Constraints and Inheritance

There did not appear to be a discussion of the semantics of how OCL constraints work over inheritance, e.g. are they cumulative down class hierarchies, etc. Lack of semantics in this area would seem to make any OCL constraints on a class whose parent also has constraints, particularly pre- and post-conditions, ambiguous.

Detailed Issues

Section 2.5.9 Accessing overridden properties of supertypes.

The intent here is reasonable, but the syntax is awful:

context B
inv: self.oclAsType(A)

A far cleaner syntax would have been something like that in Eiffel, which uses the precursor keyword. This needs no qualification in single inheritance, the vast majority of cases, whereas the OCL pseudo-function seems to invite errors.

Section 2.5.10 Predefined properties on all objects

Some of the predefined properties could be more intuitively named. The operator oclIsTypeOf(t: OclType), might have been better named hasDynamicType, while the operator oclIsKindOf(t: oclType) might be more obviously called isInstanceOf.

Section 2.5.13 Collections of Collections

The following comments pertain to the earlier submission. This problem appears to have been fixed in the later submission.

This section states that all collections are flattened automatically, so that the two following expressions are the same:

Set { Set {1,2}, Set {3,4}, Set {5,6} }
Set { 1, 2, 3, 4, 5, 6 }

However, this is never the case in computing abstractions based on strong typing; indeed the first set above has the form of a “power” set, a common mathematical abstraction. Inn purely structural terms, Sets of Sets and Lists of Lists, Sets etc are quite common. It is hard to see how OCL flattening helps specification of systems where nested containment often occurs.

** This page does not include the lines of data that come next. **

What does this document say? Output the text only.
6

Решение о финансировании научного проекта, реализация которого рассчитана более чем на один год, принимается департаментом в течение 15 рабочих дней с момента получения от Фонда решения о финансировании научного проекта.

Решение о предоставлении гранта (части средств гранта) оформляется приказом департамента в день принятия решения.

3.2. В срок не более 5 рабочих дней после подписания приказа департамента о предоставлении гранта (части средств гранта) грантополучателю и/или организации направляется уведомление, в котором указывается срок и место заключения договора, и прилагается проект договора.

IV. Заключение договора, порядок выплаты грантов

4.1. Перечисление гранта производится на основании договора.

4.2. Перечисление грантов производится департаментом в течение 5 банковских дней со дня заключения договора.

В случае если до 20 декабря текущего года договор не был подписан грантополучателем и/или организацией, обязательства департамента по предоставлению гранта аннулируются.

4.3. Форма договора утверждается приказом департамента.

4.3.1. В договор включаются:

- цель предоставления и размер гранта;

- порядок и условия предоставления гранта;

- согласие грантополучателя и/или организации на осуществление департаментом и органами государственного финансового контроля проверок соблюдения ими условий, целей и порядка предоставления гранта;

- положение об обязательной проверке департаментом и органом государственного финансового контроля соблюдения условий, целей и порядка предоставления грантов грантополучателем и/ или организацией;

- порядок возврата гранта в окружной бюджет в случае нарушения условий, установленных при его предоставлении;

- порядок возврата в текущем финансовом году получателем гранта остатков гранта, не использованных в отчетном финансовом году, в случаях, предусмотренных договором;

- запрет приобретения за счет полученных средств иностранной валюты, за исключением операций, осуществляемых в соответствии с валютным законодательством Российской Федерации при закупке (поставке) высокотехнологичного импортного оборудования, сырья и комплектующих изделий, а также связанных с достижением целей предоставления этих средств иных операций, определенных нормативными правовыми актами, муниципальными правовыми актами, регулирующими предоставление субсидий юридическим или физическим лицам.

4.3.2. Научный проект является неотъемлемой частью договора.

Section 2.5.15 Previous Values in Preconditions

In this section, notation is described for referencing the values of variables as they were at entry into a function, within a post-condition, viz:

post: age = age@pre + 1

This is quite a nice notation, and seems intuitive. However, it starts to look a little strange when parentheses start being used, e.g.:

post: stockprice@pre() + 10

Here it looks as if the function is “pre”, not stockprice. Perhaps more use of OCL will make this part of the notation appear more natural! However, the notation stops making sense in the last part of this section, where it says “when the pre-value of a property evaluates to an object, all further properties that are accessed of this object are the new values…”. E.g. in:

post: ...a.b@pre.c...

the b@pre accesses the old value of b (as at entry into the function); but the .c then accesses the new value of the property c of what b@pre refers to. This seems totally counter-intuitive, since one would expect that if b@pre refers to the old b, then any reference from that point refers to the old values of properties as well. However, the OCL specification has strangely chosen to require repeated use of the @pre expression to achieve this.

Section 2.6 Collection Operations

Operations such as Select() and Reject() are defined on collections. While this is quite nice for a querying language, it implies operations on sets which are in no way guaranteed to exist in target implementation formalisms. This seems to be an example of where the two aims of querying and specification do not appear to meet all that well. The operators exists, forAll are far more reasonable, since they are likely to be available in target formalisms, and are necessary semantics for any specificaiton formalism based on a predicate calculus.

In general, the expressions which can be built using these operators appear quite readable to those used to predicate calculus.

Section 6.3 Primitive Type Specifications

The specifications appearing in this section are surprising nearly devoid of pre- and post-conditions which would would expect to fully specify their semantics.